One proposal allows students in the 1,000 worst schools in California to choose a different school; the other allows parents some control to close their school, fire teachers and principals or change the campus into a charter school.
Governor Arnold Schwarzenegger urged lawmakers to pass the last remaining pieces of legislation, or else California cannot compete for part of the Obama administration's $4.3 billion available in the Race to the Top Fund.
"It's the most important thing is for them to make their decision is to just think about children, not about the special-interest groups that are pushing them," said Schwarzenegger.
The special-interest groups, including the powerful California Teachers Association, oppose open enrollment and greater parental power.
Privately, Democrats have been reluctant to cross the union because this is an election year and they need their campaign donations. Publicly, they worry what open enrollment would mean for poor-performing schools.
"Say 500 students are in a school, and a hundred choose to leave. The remaining 400 students, what about them? And they're going to lose a lot of the resources they need to improve that school in that neighborhood," said Assm.

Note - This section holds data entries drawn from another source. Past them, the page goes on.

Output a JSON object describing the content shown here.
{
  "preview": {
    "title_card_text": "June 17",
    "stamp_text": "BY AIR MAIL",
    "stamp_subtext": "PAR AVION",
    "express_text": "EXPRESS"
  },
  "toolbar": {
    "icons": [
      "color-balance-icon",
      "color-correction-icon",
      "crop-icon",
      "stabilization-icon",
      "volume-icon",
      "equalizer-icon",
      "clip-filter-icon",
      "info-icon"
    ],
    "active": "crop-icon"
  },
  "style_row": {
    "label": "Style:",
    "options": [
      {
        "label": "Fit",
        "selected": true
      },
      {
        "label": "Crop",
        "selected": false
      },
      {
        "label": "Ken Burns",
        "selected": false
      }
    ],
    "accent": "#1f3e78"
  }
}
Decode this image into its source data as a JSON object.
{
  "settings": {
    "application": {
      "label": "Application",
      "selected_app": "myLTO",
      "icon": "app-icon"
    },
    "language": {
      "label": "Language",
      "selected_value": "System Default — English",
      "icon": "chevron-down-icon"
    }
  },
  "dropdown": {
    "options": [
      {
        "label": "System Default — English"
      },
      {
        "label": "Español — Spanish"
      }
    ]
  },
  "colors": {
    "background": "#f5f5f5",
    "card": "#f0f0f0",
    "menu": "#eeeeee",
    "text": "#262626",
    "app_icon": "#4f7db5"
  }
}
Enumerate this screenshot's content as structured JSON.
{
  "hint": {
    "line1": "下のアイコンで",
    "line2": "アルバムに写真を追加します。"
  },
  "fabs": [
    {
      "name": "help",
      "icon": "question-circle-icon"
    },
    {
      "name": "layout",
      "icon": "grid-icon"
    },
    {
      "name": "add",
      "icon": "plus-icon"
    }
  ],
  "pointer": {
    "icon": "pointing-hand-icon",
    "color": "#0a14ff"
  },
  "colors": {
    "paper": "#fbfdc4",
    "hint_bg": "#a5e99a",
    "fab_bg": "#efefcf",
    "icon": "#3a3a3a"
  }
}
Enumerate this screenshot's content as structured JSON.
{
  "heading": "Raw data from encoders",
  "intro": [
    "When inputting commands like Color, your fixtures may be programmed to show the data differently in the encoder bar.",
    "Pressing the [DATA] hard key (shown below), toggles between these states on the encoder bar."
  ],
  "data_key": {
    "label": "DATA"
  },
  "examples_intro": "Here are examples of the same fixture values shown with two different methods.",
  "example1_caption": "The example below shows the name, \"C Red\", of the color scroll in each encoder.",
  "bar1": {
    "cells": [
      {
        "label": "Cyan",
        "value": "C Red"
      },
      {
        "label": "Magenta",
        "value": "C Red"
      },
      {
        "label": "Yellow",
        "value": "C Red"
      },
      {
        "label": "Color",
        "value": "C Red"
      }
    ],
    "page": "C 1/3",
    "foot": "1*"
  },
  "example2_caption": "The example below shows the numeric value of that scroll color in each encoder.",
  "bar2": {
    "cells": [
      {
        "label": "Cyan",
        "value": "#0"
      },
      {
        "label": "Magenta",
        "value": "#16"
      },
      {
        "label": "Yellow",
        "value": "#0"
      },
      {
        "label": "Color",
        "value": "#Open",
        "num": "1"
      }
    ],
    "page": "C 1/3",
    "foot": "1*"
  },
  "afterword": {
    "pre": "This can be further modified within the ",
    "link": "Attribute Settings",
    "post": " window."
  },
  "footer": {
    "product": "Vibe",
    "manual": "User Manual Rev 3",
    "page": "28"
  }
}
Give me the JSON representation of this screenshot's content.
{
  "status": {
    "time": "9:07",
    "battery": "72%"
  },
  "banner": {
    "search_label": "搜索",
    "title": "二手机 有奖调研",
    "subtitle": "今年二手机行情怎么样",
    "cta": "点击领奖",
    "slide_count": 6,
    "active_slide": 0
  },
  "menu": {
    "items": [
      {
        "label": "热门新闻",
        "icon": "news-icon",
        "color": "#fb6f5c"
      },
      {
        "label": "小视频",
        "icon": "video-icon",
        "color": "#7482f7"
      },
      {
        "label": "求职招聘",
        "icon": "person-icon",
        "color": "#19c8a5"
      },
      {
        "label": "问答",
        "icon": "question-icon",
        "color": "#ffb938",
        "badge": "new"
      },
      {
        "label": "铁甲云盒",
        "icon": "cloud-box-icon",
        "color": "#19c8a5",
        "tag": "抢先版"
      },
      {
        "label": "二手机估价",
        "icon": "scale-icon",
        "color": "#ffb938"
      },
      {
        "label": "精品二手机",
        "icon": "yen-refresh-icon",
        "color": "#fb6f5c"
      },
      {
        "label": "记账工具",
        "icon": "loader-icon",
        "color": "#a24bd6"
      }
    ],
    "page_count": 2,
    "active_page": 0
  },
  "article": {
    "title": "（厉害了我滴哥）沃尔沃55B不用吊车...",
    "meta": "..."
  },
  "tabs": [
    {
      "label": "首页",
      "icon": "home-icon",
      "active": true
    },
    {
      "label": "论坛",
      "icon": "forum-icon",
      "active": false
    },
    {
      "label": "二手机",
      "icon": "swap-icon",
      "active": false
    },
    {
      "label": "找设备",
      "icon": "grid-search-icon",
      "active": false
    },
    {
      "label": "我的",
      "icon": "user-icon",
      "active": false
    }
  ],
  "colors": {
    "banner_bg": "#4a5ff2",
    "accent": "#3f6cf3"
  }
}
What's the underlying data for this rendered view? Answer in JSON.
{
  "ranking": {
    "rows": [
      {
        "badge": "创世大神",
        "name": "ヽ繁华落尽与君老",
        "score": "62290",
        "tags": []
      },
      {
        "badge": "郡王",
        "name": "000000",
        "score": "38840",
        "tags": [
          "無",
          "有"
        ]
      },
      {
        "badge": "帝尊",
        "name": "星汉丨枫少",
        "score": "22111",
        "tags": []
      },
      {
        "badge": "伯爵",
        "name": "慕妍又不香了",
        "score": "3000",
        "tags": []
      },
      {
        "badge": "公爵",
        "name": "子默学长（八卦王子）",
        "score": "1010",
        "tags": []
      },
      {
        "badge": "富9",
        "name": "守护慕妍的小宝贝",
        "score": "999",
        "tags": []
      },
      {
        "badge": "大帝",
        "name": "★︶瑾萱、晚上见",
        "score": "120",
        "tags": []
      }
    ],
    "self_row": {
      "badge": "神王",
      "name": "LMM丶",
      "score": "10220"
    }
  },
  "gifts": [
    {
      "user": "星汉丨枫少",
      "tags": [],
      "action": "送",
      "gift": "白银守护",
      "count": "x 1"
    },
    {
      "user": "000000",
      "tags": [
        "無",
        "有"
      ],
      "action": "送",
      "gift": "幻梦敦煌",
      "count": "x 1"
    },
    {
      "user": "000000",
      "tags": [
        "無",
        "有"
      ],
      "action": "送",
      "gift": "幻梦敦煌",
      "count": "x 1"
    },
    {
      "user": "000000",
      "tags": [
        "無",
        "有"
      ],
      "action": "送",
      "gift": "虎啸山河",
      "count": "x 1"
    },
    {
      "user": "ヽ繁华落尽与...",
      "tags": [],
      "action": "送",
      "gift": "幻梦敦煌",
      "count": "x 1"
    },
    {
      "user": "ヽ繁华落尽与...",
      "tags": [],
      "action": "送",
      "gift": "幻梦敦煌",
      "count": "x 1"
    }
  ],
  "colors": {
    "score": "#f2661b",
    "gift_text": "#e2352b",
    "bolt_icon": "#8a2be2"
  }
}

Tom Torlakson (D-Antioch).
Torlakson also wonders about poor families who wouldn't be able to choose a better school farther away, because districts can no longer afford bussing.
Still, many students who know firsthand what it's like to be in a bad school want a choice to be in a learning environment instead of one full of fights.
"We didn't really have a lot of time to get education in because the teachers always had to go and talk to students and send them out," said 8th-grade student Yessika Delagua.
"It makes us feel like we're free, not like all trapped," said 8th-grader Amanda Coleman.
The Assembly Education Committee passed the bills Tuesday. The Appropriations Committee in an evening floor vote passed the education reform bills.